You know you should be saving for retirement, but what about your other goals? Intermediate goals can be more challenging to plan for because they have a shorter timeframe ¬– three-to-seven years – and may be given short shrift by busy people who are focused on their long-term finances.
Identify your goals
Intermediate financial milestones, goals you want to achieve in the next three-to-five years, are important to your overall financial strategies. Think about what you want to accomplish over the next few years. Common goals might be:
- Paying off debt.
- Buying a first or second home.
- Purchasing a new car.
- Going on a dream vacation.
- Starting a business.
- Sending a child or grandchild to college.
After you identify your goals, think about what it will cost to accomplish each goal. If you’re not certain about the exact cost, come up with a minimum and maximum estimate to give yourself wiggle room later.
Set a timeframe
Once you’ve identified your goals and what they will cost, setting a timeframe for these goals will tell you how long you have to save the necessary money and give you a date to work toward. Much like training for a marathon, putting a date on the calendar can put you on the path to identifying what it will take to meet that goal.

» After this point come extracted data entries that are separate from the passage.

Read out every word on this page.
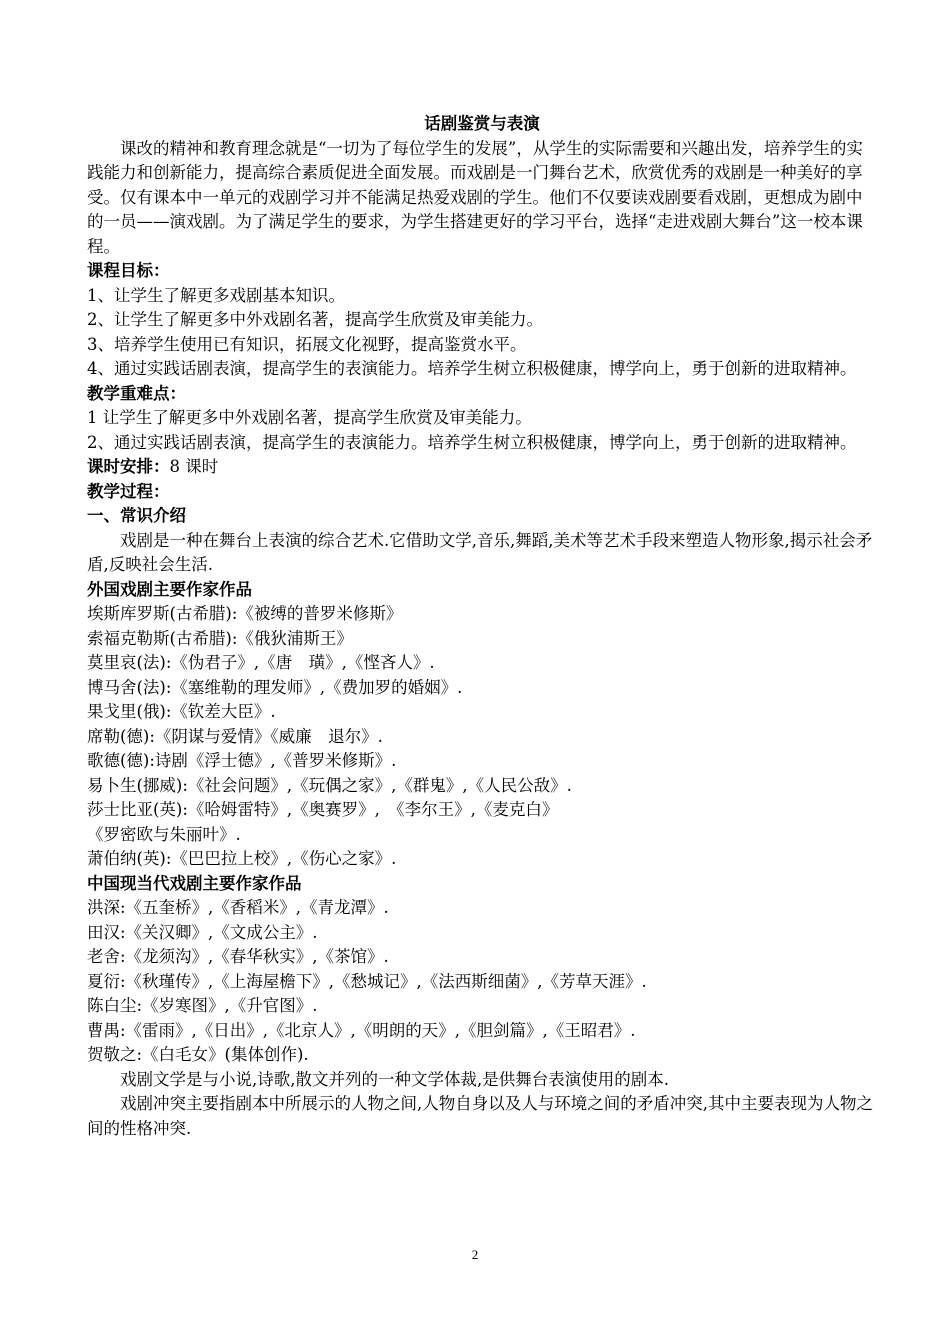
话剧鉴赏与表演

课改的精神和教育理念就是“一切为了每位学生的发展”，从学生的实际需要和兴趣出发，培养学生的实践能力和创新能力，提高综合素质促进全面发展。而戏剧是一门舞台艺术，欣赏优秀的戏剧是一种美好的享受。仅有课本中一单元的戏剧学习并不能满足热爱戏剧的学生。他们不仅要读戏剧要看戏剧，更想成为剧中的一员——演戏剧。为了满足学生的要求，为学生搭建更好的学习平台，选择“走进戏剧大舞台”这一校本课程。

课程目标：

1、让学生了解更多戏剧基本知识。

2、让学生了解更多中外戏剧名著，提高学生欣赏及审美能力。

3、培养学生使用已有知识，拓展文化视野，提高鉴赏水平。

4、通过实践话剧表演，提高学生的表演能力。培养学生树立积极健康，博学向上，勇于创新的进取精神。

教学重难点：

1 让学生了解更多中外戏剧名著，提高学生欣赏及审美能力。

2、通过实践话剧表演，提高学生的表演能力。培养学生树立积极健康，博学向上，勇于创新的进取精神。

课时安排：8 课时

教学过程：

一、常识介绍

戏剧是一种在舞台上表演的综合艺术.它借助文学,音乐,舞蹈,美术等艺术手段来塑造人物形象,揭示社会矛盾,反映社会生活.

外国戏剧主要作家作品

埃斯库罗斯(古希腊):《被缚的普罗米修斯》

索福克勒斯(古希腊):《俄狄浦斯王》

莫里哀(法):《伪君子》,《唐　璜》,《悭吝人》.

博马舍(法):《塞维勒的理发师》,《费加罗的婚姻》.

果戈里(俄):《钦差大臣》.

席勒(德):《阴谋与爱情》《威廉　退尔》.

歌德(德):诗剧《浮士德》,《普罗米修斯》.

易卜生(挪威):《社会问题》,《玩偶之家》,《群鬼》,《人民公敌》.

莎士比亚(英):《哈姆雷特》,《奥赛罗》,　《李尔王》,《麦克白》

《罗密欧与朱丽叶》.

萧伯纳(英):《巴巴拉上校》,《伤心之家》.

中国现当代戏剧主要作家作品

洪深:《五奎桥》,《香稻米》,《青龙潭》.

田汉:《关汉卿》,《文成公主》.

老舍:《龙须沟》,《春华秋实》,《茶馆》.

夏衍:《秋瑾传》,《上海屋檐下》,《愁城记》,《法西斯细菌》,《芳草天涯》.

陈白尘:《岁寒图》,《升官图》.

曹禺:《雷雨》,《日出》,《北京人》,《明朗的天》,《胆剑篇》,《王昭君》.

贺敬之:《白毛女》(集体创作).

戏剧文学是与小说,诗歌,散文并列的一种文学体裁,是供舞台表演使用的剧本.

戏剧冲突主要指剧本中所展示的人物之间,人物自身以及人与环境之间的矛盾冲突,其中主要表现为人物之间的性格冲突.

2
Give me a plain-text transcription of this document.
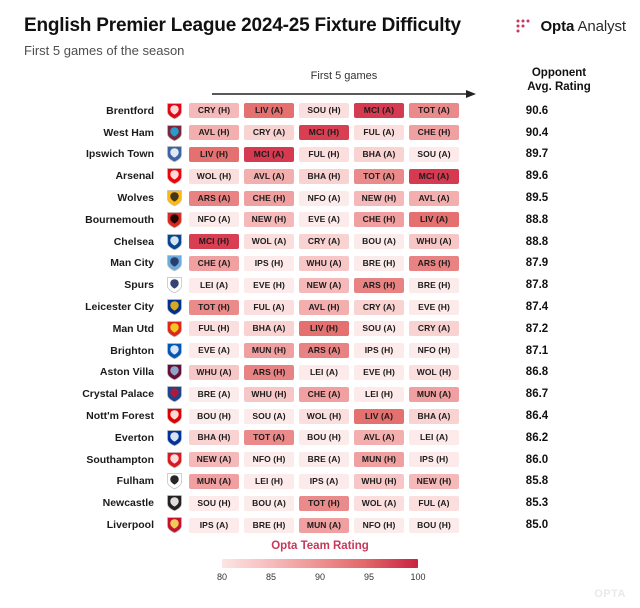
English Premier League 2024-25 Fixture Difficulty
First 5 games of the season
Opta Analyst
First 5 games	Opponent
Avg. Rating
Brentford	CRY (H)	LIV (A)	SOU (H)	MCI (A)	TOT (A)	90.6
West Ham	AVL (H)	CRY (A)	MCI (H)	FUL (A)	CHE (H)	90.4
Ipswich Town	LIV (H)	MCI (A)	FUL (H)	BHA (A)	SOU (A)	89.7
Arsenal	WOL (H)	AVL (A)	BHA (H)	TOT (A)	MCI (A)	89.6
Wolves	ARS (A)	CHE (H)	NFO (A)	NEW (H)	AVL (A)	89.5
Bournemouth	NFO (A)	NEW (H)	EVE (A)	CHE (H)	LIV (A)	88.8
Chelsea	MCI (H)	WOL (A)	CRY (A)	BOU (A)	WHU (A)	88.8
Man City	CHE (A)	IPS (H)	WHU (A)	BRE (H)	ARS (H)	87.9
Spurs	LEI (A)	EVE (H)	NEW (A)	ARS (H)	BRE (H)	87.8
Leicester City	TOT (H)	FUL (A)	AVL (H)	CRY (A)	EVE (H)	87.4
Man Utd	FUL (H)	BHA (A)	LIV (H)	SOU (A)	CRY (A)	87.2
Brighton	EVE (A)	MUN (H)	ARS (A)	IPS (H)	NFO (H)	87.1
Aston Villa	WHU (A)	ARS (H)	LEI (A)	EVE (H)	WOL (H)	86.8
Crystal Palace	BRE (A)	WHU (H)	CHE (A)	LEI (H)	MUN (A)	86.7
Nott'm Forest	BOU (H)	SOU (A)	WOL (H)	LIV (A)	BHA (A)	86.4
Everton	BHA (H)	TOT (A)	BOU (H)	AVL (A)	LEI (A)	86.2
Southampton	NEW (A)	NFO (H)	BRE (A)	MUN (H)	IPS (H)	86.0
Fulham	MUN (A)	LEI (H)	IPS (A)	WHU (H)	NEW (H)	85.8
Newcastle	SOU (H)	BOU (A)	TOT (H)	WOL (A)	FUL (A)	85.3
Liverpool	IPS (A)	BRE (H)	MUN (A)	NFO (H)	BOU (H)	85.0
Opta Team Rating
80	85	90	95	100
OPTA
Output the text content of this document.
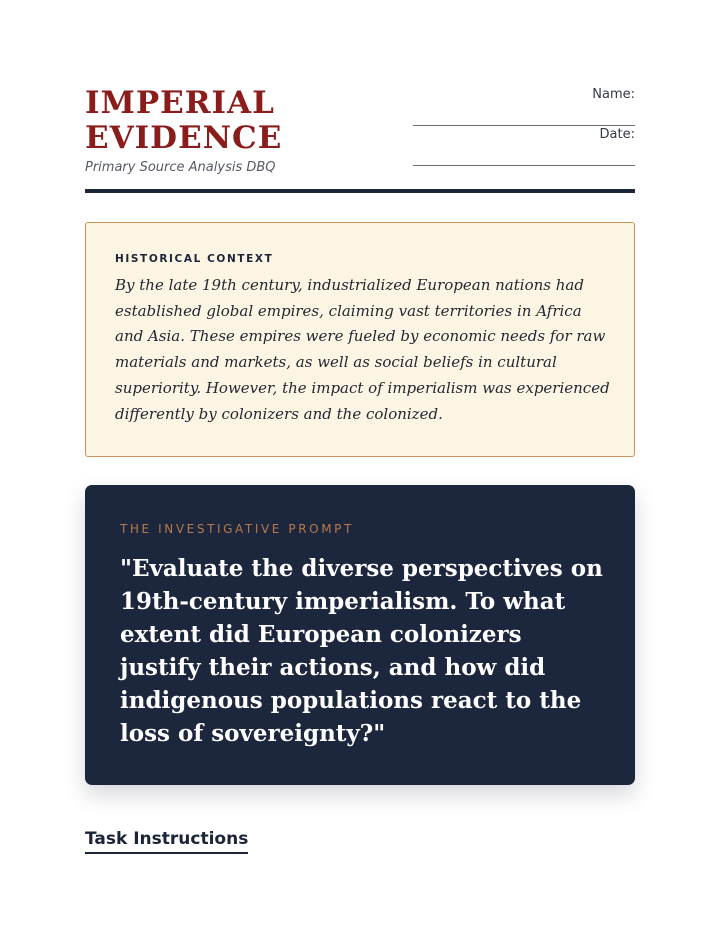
IMPERIAL
EVIDENCE

Primary Source Analysis DBQ

Name:
Date:
HISTORICAL CONTEXT

By the late 19th century, industrialized European nations had established global empires, claiming vast territories in Africa and Asia. These empires were fueled by economic needs for raw materials and markets, as well as social beliefs in cultural superiority. However, the impact of imperialism was experienced differently by colonizers and the colonized.

THE INVESTIGATIVE PROMPT

"Evaluate the diverse perspectives on 19th-century imperialism. To what extent did European colonizers justify their actions, and how did indigenous populations react to the loss of sovereignty?"

Task Instructions
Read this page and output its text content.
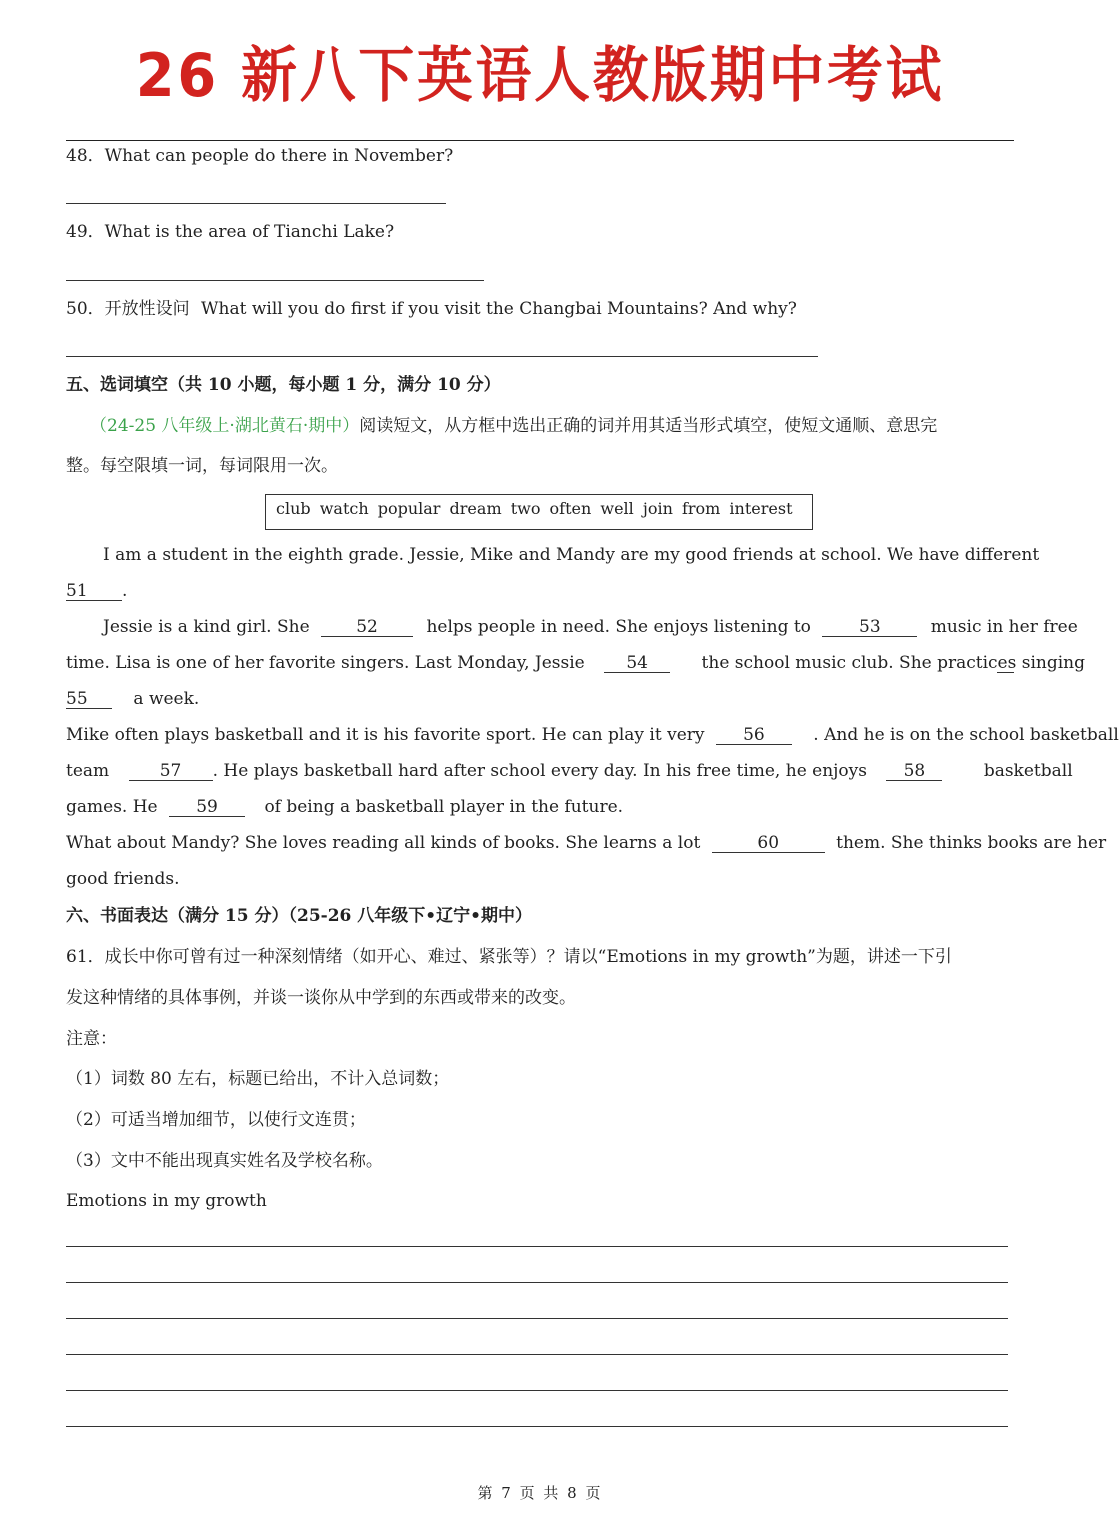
26 新八下英语人教版期中考试
48．What can people do there in November?
49．What is the area of Tianchi Lake?
50．开放性设问 What will you do first if you visit the Changbai Mountains? And why?
五、选词填空（共 10 小题，每小题 1 分，满分 10 分）
（24-25 八年级上·湖北黄石·期中）阅读短文，从方框中选出正确的词并用其适当形式填空，使短文通顺、意思完
整。每空限填一词，每词限用一次。
club watch popular dream two often well join from interest
I am a student in the eighth grade. Jessie, Mike and Mandy are my good friends at school. We have different
51 .
Jessie is a kind girl. She	52	helps people in need. She enjoys listening to	53	music in her free
time. Lisa is one of her favorite singers. Last Monday, Jessie 54	the school music club. She practices singing
55	a week.
Mike often plays basketball and it is his favorite sport. He can play it very 56	. And he is on the school basketball
team	57 . He plays basketball hard after school every day. In his free time, he enjoys 58	basketball
games. He 59	of being a basketball player in the future.
What about Mandy? She loves reading all kinds of books. She learns a lot	60	them. She thinks books are her
good friends.
六、书面表达（满分 15 分）（25-26 八年级下•辽宁•期中）
61．成长中你可曾有过一种深刻情绪（如开心、难过、紧张等）？请以“Emotions in my growth”为题，讲述一下引
发这种情绪的具体事例，并谈一谈你从中学到的东西或带来的改变。
注意：
（1）词数 80 左右，标题已给出，不计入总词数；
（2）可适当增加细节，以使行文连贯；
（3）文中不能出现真实姓名及学校名称。
Emotions in my growth
第 7 页 共 8 页
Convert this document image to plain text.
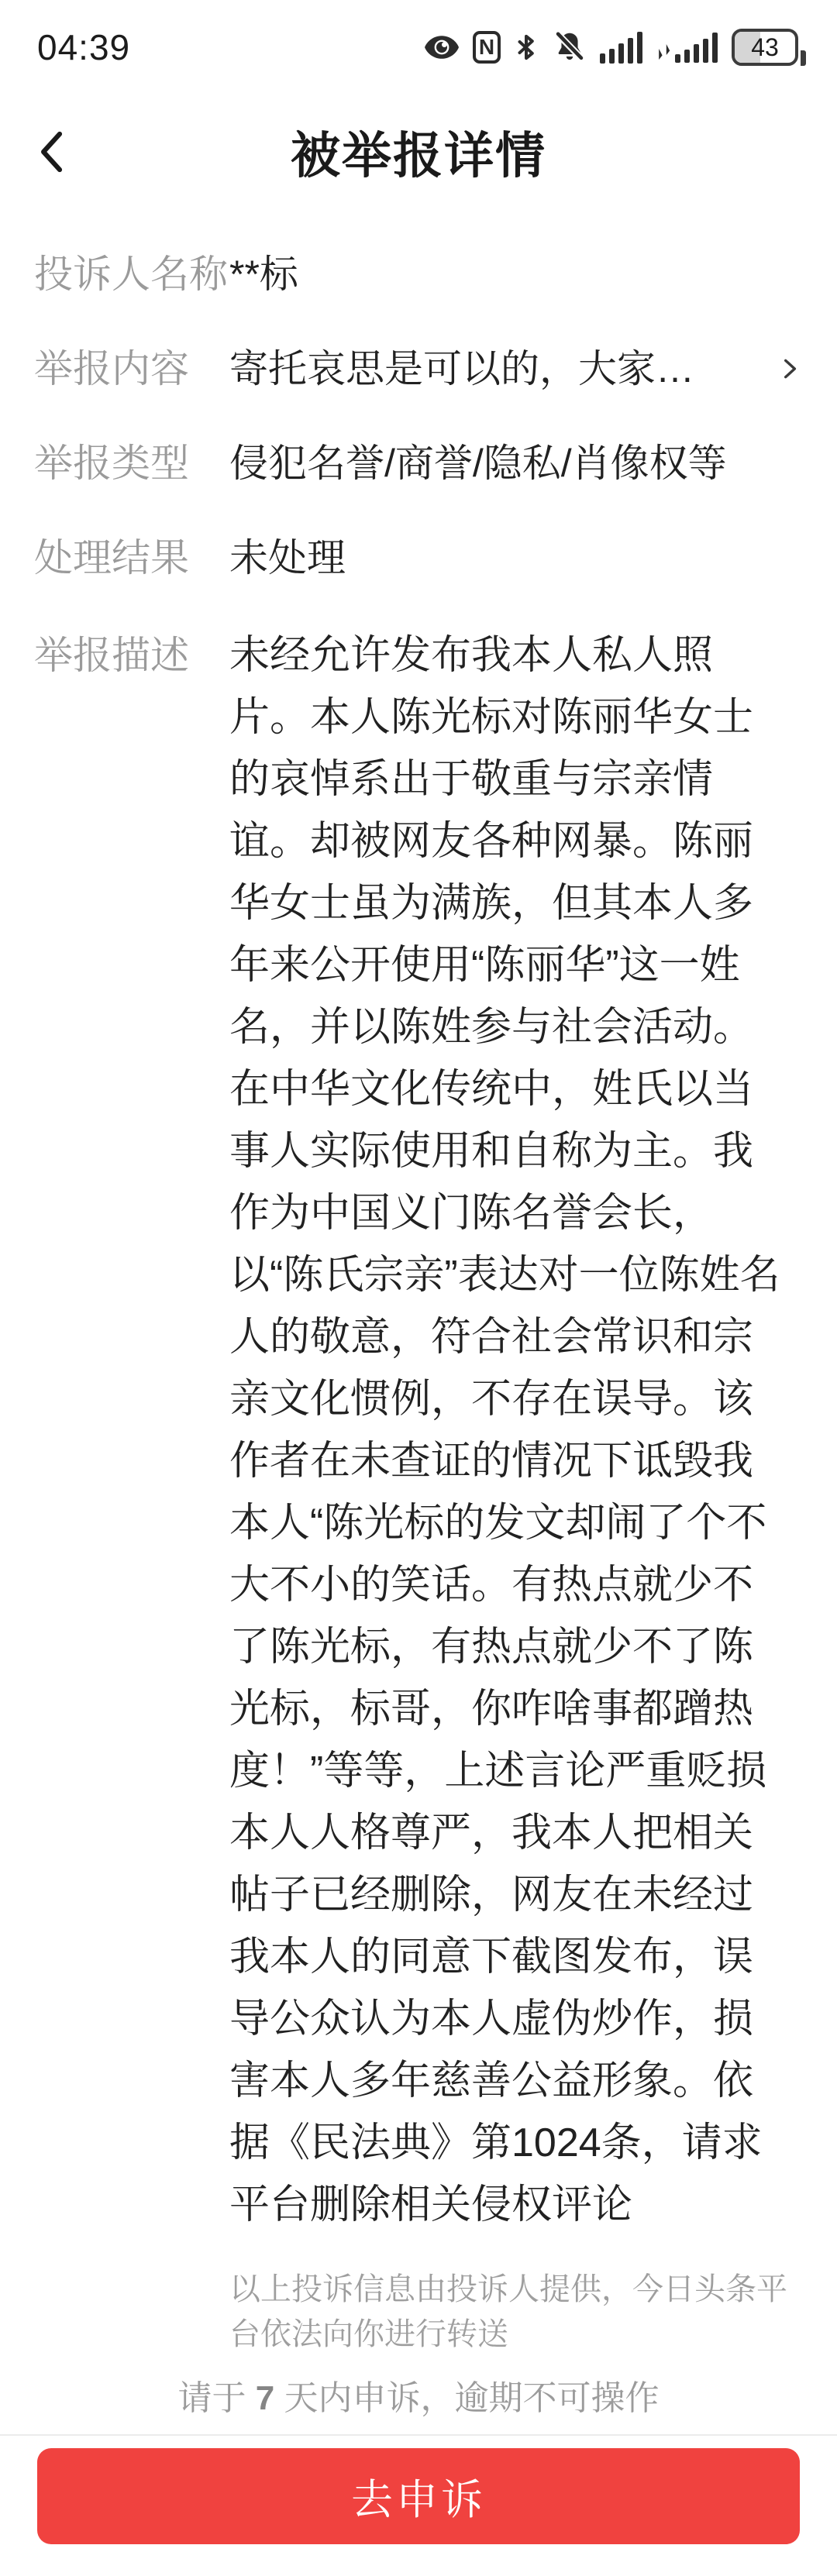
04:39	N	43
被举报详情
投诉人名称 **标
举报内容	寄托哀思是可以的，大家…
举报类型	侵犯名誉/商誉/隐私/肖像权等
处理结果	未处理
举报描述	未经允许发布我本人私人照片。本人陈光标对陈丽华女士的哀悼系出于敬重与宗亲情谊。却被网友各种网暴。陈丽华女士虽为满族，但其本人多年来公开使用“陈丽华”这一姓名，并以陈姓参与社会活动。在中华文化传统中，姓氏以当事人实际使用和自称为主。我作为中国义门陈名誉会长，以“陈氏宗亲”表达对一位陈姓名人的敬意，符合社会常识和宗亲文化惯例，不存在误导。该作者在未查证的情况下诋毁我本人“陈光标的发文却闹了个不大不小的笑话。有热点就少不了陈光标，有热点就少不了陈光标，标哥，你咋啥事都蹭热度！”等等，上述言论严重贬损本人人格尊严，我本人把相关帖子已经删除，网友在未经过我本人的同意下截图发布，误导公众认为本人虚伪炒作，损害本人多年慈善公益形象。依据《民法典》第1024条，请求平台删除相关侵权评论
以上投诉信息由投诉人提供，今日头条平台依法向你进行转送
请于 7 天内申诉，逾期不可操作
去申诉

Create a savings and investment strategy
Once you have identified your goals and set a reasonable timeframe for completion, it’s time to bring in your financial professional. He or she can help you develop a savings and investment strategy that breaks down your goals into annual (and even monthly) objectives to help keep you on track.
Assess progress regularly
The secret ingredient to accomplishing your goals is setting milestones and regularly assessing your progress. Without regular check-ins, it’s tough to know whether you are moving toward your goals. Much like a coach or personal trainer, your financial professional can help you stay focused and provide needed encouragement and feedback. If you’re not making progress, regular meetings can give you the accountability you need to get back on track.
With many of us focused on saving for retirement and meeting daily expenses, it can be easy to let other financial goals slide. However, taking time now to think about what you want to do with your life in the next few years can make it much easier to ensure that important goals aren’t left to chance.